Originally we had planned on leaving on wednesday night after I finished a brutal night dishpigging. I was too wasted after work so we slept and left in the morning. We arrived on Thursday afternoon and started rapping down intending to sleep at the bottom or a couple of pitches up, a stuck rope foiled our plan so we slept at the car park. The next morning we awoke to intense fog but this time rapped "defender of the faith" without any problems (I don't know why the rope would pull the day before, its always been fine in the past!)
We climbed the first pitches (the route follows "Ozymandias" for a while) up to big grassy, arriving at the bivy ledge in the afternoon sometime. It was great to see who much easier these pitches felt compared to when we first climbed them a year or so ago. Marcus lead the first itch and we swung leads from there. After chilling out a bit on big grassy and setting up the portaledge and fly (weather report promised rain) I set up on the next pitch. This pitch follows ozymandias' 4th pitch then scoots of right instead of going left into the 'magnificent corner'. It got dark and I hadn't seen a topo so I ended up belaying at a couple of bolts 10m below the actual belay.
I descended back to big grassy to find marcus with dinner ready and all the bivy gear set up (great climbing partner) so we enjoyed a lovely feast of falafel, hummous, wraps, and cheese. followed by rice desert mixed with chocolate custard powder. This desert was fucked, some weird chemical reaction between the two artificial deserts created red and grean streaks through out the whole mess. It looked revolting! It started to rain, and ended up snowing as well, we had elected not to take the hanging stove, which we reckoned was a good move in the end as we had a really light haul bag and were quite ok without warm food.
After a somewhat wet night marcus finished the last 10m of my ptich from the night before, which leaves you at a hanging belay below the main roof.

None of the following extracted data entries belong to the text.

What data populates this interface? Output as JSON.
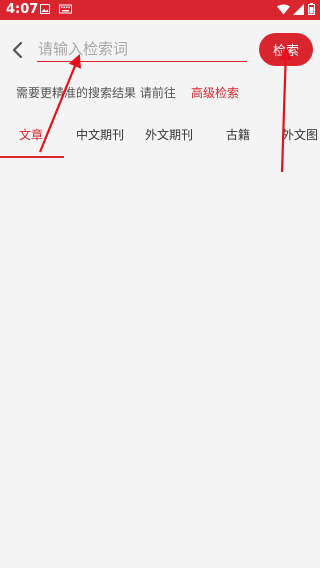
{
  "status_bar": {
    "time": "4:07"
  },
  "search": {
    "placeholder": "请输入检索词",
    "button_label": "检索"
  },
  "hint": {
    "text": "需要更精准的搜索结果 请前往",
    "link_label": "高级检索"
  },
  "tabs": [
    {
      "label": "文章",
      "active": true
    },
    {
      "label": "中文期刊"
    },
    {
      "label": "外文期刊"
    },
    {
      "label": "古籍"
    },
    {
      "label": "外文图"
    }
  ],
  "colors": {
    "accent": "#d9262e",
    "background": "#f4f4f4",
    "annotation": "#e8101c"
  }
}
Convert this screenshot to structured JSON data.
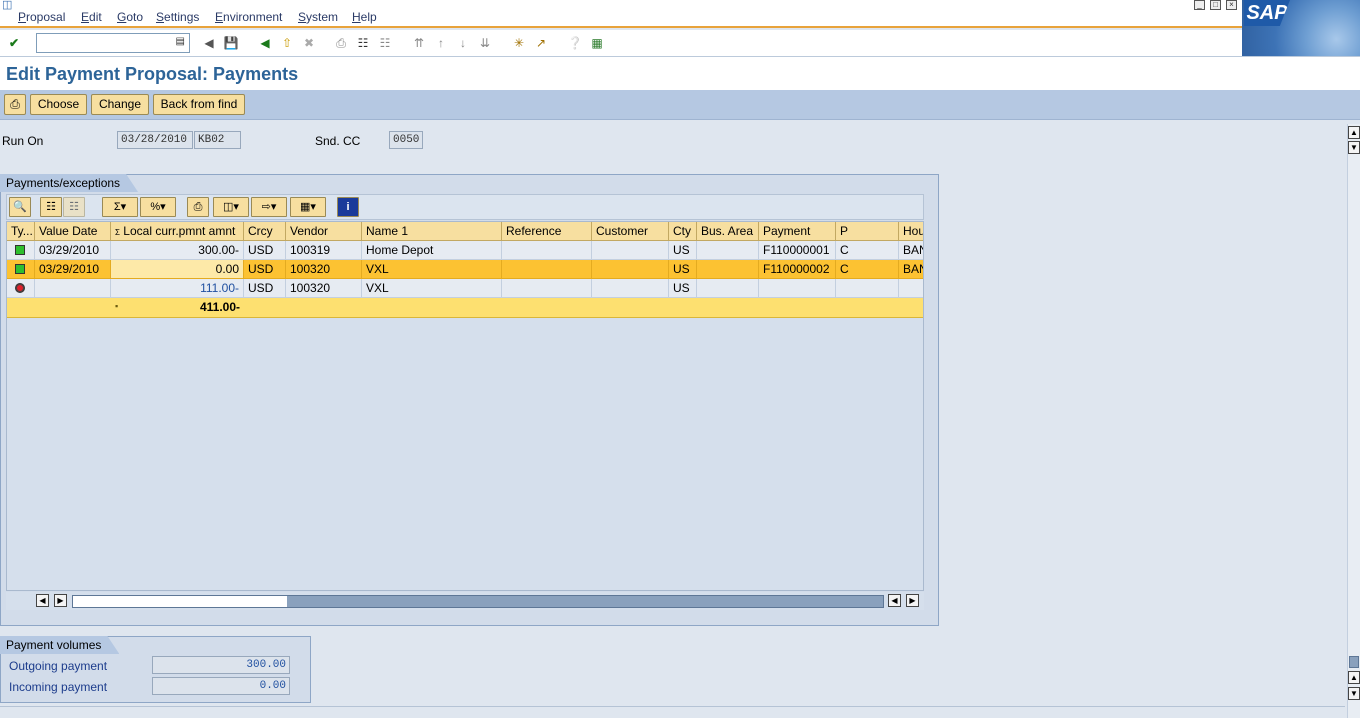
{
  "menu": [
    "Proposal",
    "Edit",
    "Goto",
    "Settings",
    "Environment",
    "System",
    "Help"
  ],
  "logo": "SAP",
  "title": "Edit Payment Proposal: Payments",
  "app_toolbar": {
    "choose": "Choose",
    "change": "Change",
    "back_from_find": "Back from find"
  },
  "header_fields": {
    "run_on_label": "Run On",
    "run_on_date": "03/28/2010",
    "run_on_id": "KB02",
    "snd_cc_label": "Snd. CC",
    "snd_cc_value": "0050"
  },
  "payments_group": {
    "title": "Payments/exceptions"
  },
  "columns": [
    "Ty...",
    "Value Date",
    "Local curr.pmnt amnt",
    "Crcy",
    "Vendor",
    "Name 1",
    "Reference",
    "Customer",
    "Cty",
    "Bus. Area",
    "Payment",
    "P",
    "Hou"
  ],
  "rows": [
    {
      "type": "green",
      "value_date": "03/29/2010",
      "amount": "300.00-",
      "crcy": "USD",
      "vendor": "100319",
      "name": "Home Depot",
      "reference": "",
      "customer": "",
      "cty": "US",
      "bus_area": "",
      "payment": "F110000001",
      "p": "C",
      "hou": "BAN"
    },
    {
      "type": "green",
      "value_date": "03/29/2010",
      "amount": "0.00",
      "crcy": "USD",
      "vendor": "100320",
      "name": "VXL",
      "reference": "",
      "customer": "",
      "cty": "US",
      "bus_area": "",
      "payment": "F110000002",
      "p": "C",
      "hou": "BAN"
    },
    {
      "type": "red",
      "value_date": "",
      "amount": "111.00-",
      "crcy": "USD",
      "vendor": "100320",
      "name": "VXL",
      "reference": "",
      "customer": "",
      "cty": "US",
      "bus_area": "",
      "payment": "",
      "p": "",
      "hou": ""
    }
  ],
  "total": {
    "marker": "▪",
    "amount": "411.00-"
  },
  "payment_volumes": {
    "title": "Payment volumes",
    "outgoing_label": "Outgoing payment",
    "outgoing_value": "300.00",
    "incoming_label": "Incoming payment",
    "incoming_value": "0.00"
  }
}
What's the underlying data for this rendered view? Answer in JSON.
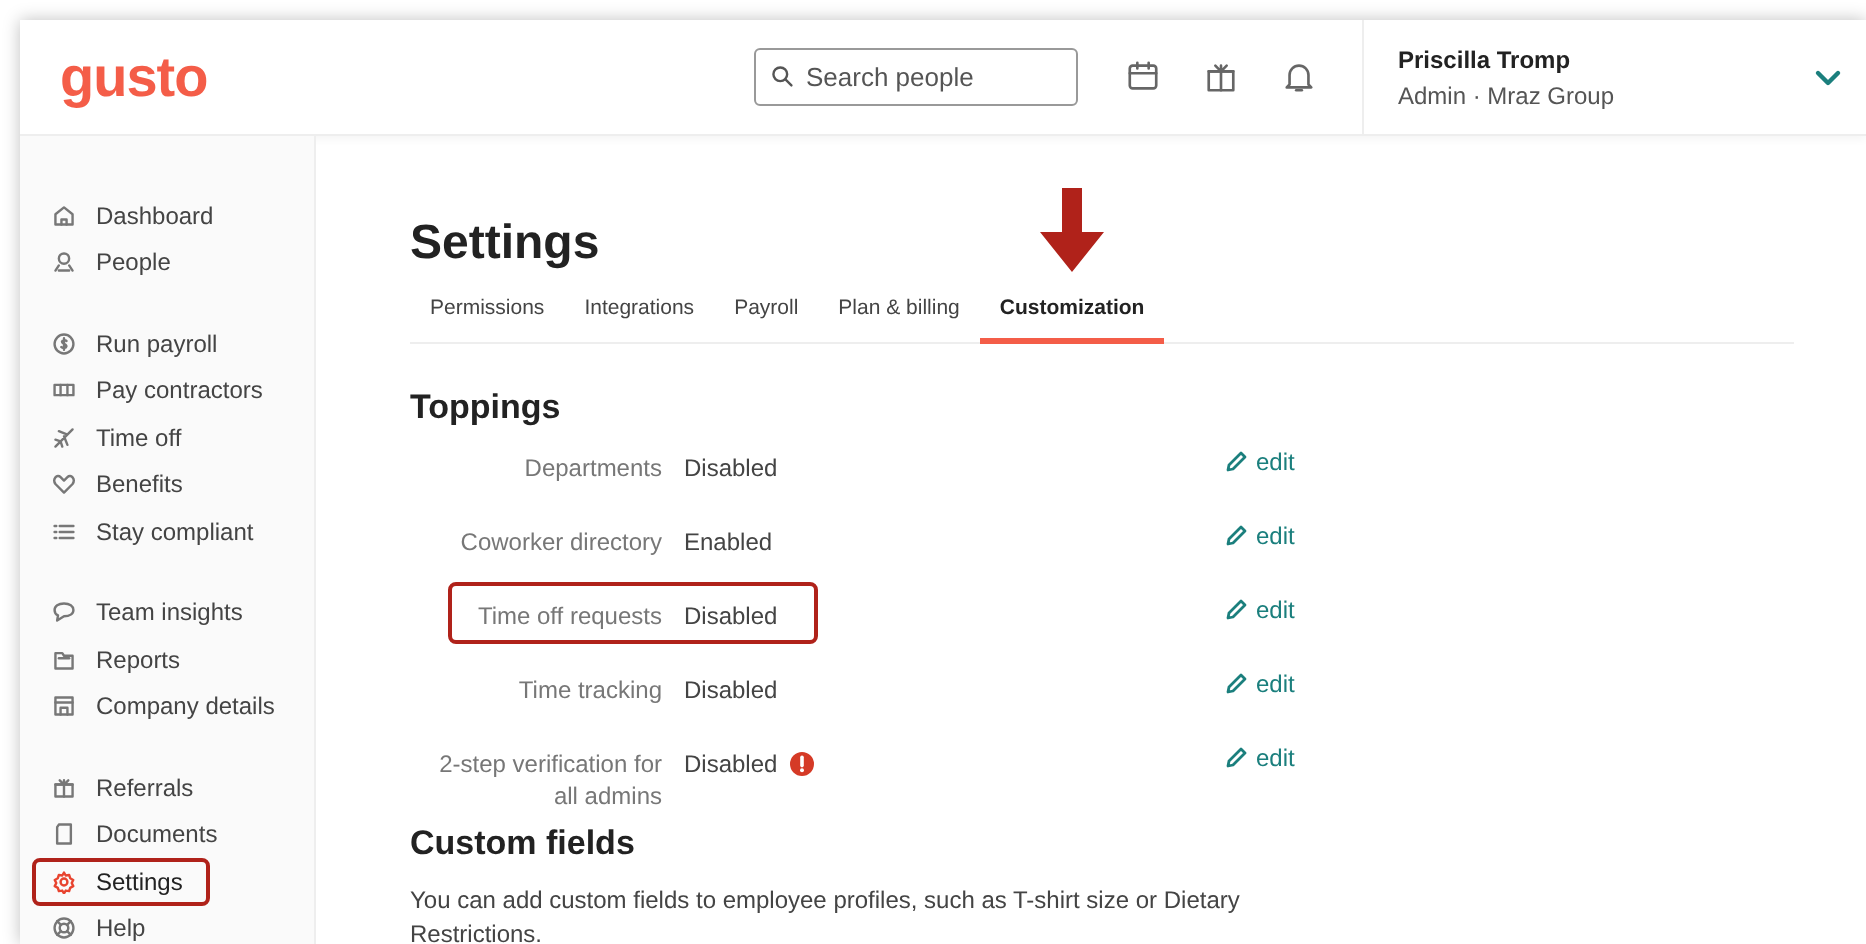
{
  "header": {
    "logo": "gusto",
    "search": {
      "placeholder": "Search people"
    },
    "user": {
      "name": "Priscilla Tromp",
      "role": "Admin · Mraz Group"
    }
  },
  "sidebar": {
    "groups": [
      {
        "items": [
          {
            "label": "Dashboard",
            "selected": false,
            "highlighted": false
          },
          {
            "label": "People",
            "selected": false,
            "highlighted": false
          }
        ]
      },
      {
        "items": [
          {
            "label": "Run payroll",
            "selected": false,
            "highlighted": false
          },
          {
            "label": "Pay contractors",
            "selected": false,
            "highlighted": false
          },
          {
            "label": "Time off",
            "selected": false,
            "highlighted": false
          },
          {
            "label": "Benefits",
            "selected": false,
            "highlighted": false
          },
          {
            "label": "Stay compliant",
            "selected": false,
            "highlighted": false
          }
        ]
      },
      {
        "items": [
          {
            "label": "Team insights",
            "selected": false,
            "highlighted": false
          },
          {
            "label": "Reports",
            "selected": false,
            "highlighted": false
          },
          {
            "label": "Company details",
            "selected": false,
            "highlighted": false
          }
        ]
      },
      {
        "items": [
          {
            "label": "Referrals",
            "selected": false,
            "highlighted": false
          },
          {
            "label": "Documents",
            "selected": false,
            "highlighted": false
          },
          {
            "label": "Settings",
            "selected": true,
            "highlighted": true
          },
          {
            "label": "Help",
            "selected": false,
            "highlighted": false
          }
        ]
      }
    ]
  },
  "page": {
    "title": "Settings",
    "tabs": [
      {
        "label": "Permissions",
        "selected": false,
        "pointed": false
      },
      {
        "label": "Integrations",
        "selected": false,
        "pointed": false
      },
      {
        "label": "Payroll",
        "selected": false,
        "pointed": false
      },
      {
        "label": "Plan & billing",
        "selected": false,
        "pointed": false
      },
      {
        "label": "Customization",
        "selected": true,
        "pointed": true
      }
    ],
    "toppings": {
      "heading": "Toppings",
      "rows": [
        {
          "label": "Departments",
          "value": "Disabled",
          "warning": false,
          "highlighted": false,
          "action": "edit"
        },
        {
          "label": "Coworker directory",
          "value": "Enabled",
          "warning": false,
          "highlighted": false,
          "action": "edit"
        },
        {
          "label": "Time off requests",
          "value": "Disabled",
          "warning": false,
          "highlighted": true,
          "action": "edit"
        },
        {
          "label": "Time tracking",
          "value": "Disabled",
          "warning": false,
          "highlighted": false,
          "action": "edit"
        },
        {
          "label": "2-step verification for all admins",
          "value": "Disabled",
          "warning": true,
          "highlighted": false,
          "action": "edit"
        }
      ]
    },
    "custom_fields": {
      "heading": "Custom fields",
      "text": "You can add custom fields to employee profiles, such as T-shirt size or Dietary Restrictions."
    }
  }
}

About here it started snowing. The next pitch is the feature of the climb. 15m of nailing (mostly beaks and some blades/arrows etc) takes you to the roof. A couple of decent cams and you set out into the roof. Its awesome. First there is a flexing fixed kifeblade, then two rps equalised with shoelace (no kidding!) the you move through 4 3millimetre bolts with dodgy (read: flexing) hangers. This takes you to the lip of the roof. Then its 3 rivets and two moves through an expando kindof flake and you can clip the belay!
Marcus lead the next pitch, a couple of hooks a rivet then a tension traverse off a bolt. You then go up an easy corner which takes you to the Gledhill bivy. After this we decided to go left into the "Fang" pitch on ozy. I led this quite quickly, and then marcus sped up the next A1 pitch (the one with the horrible chimney) We hadn't been able to find a #5 camamlot so we had left a fixed line as we had no gear big enough for the final offwidth pitch.
We drove home through the night, already making plans to come back and do "lord gumtree" then joining "Holden Caulfield" for its final pitches (the ones we missed by doing the Fang pitch) There was an interesting crisis with petrol one the way home (we didn't have enough so we almost rolled the car down to wangaratta on our last litres) and also music (the tape/cd player i had bought marcus on the way down broke after about 4 hours of use) but we made it home safely.
Lets continue the aid climbing revolution!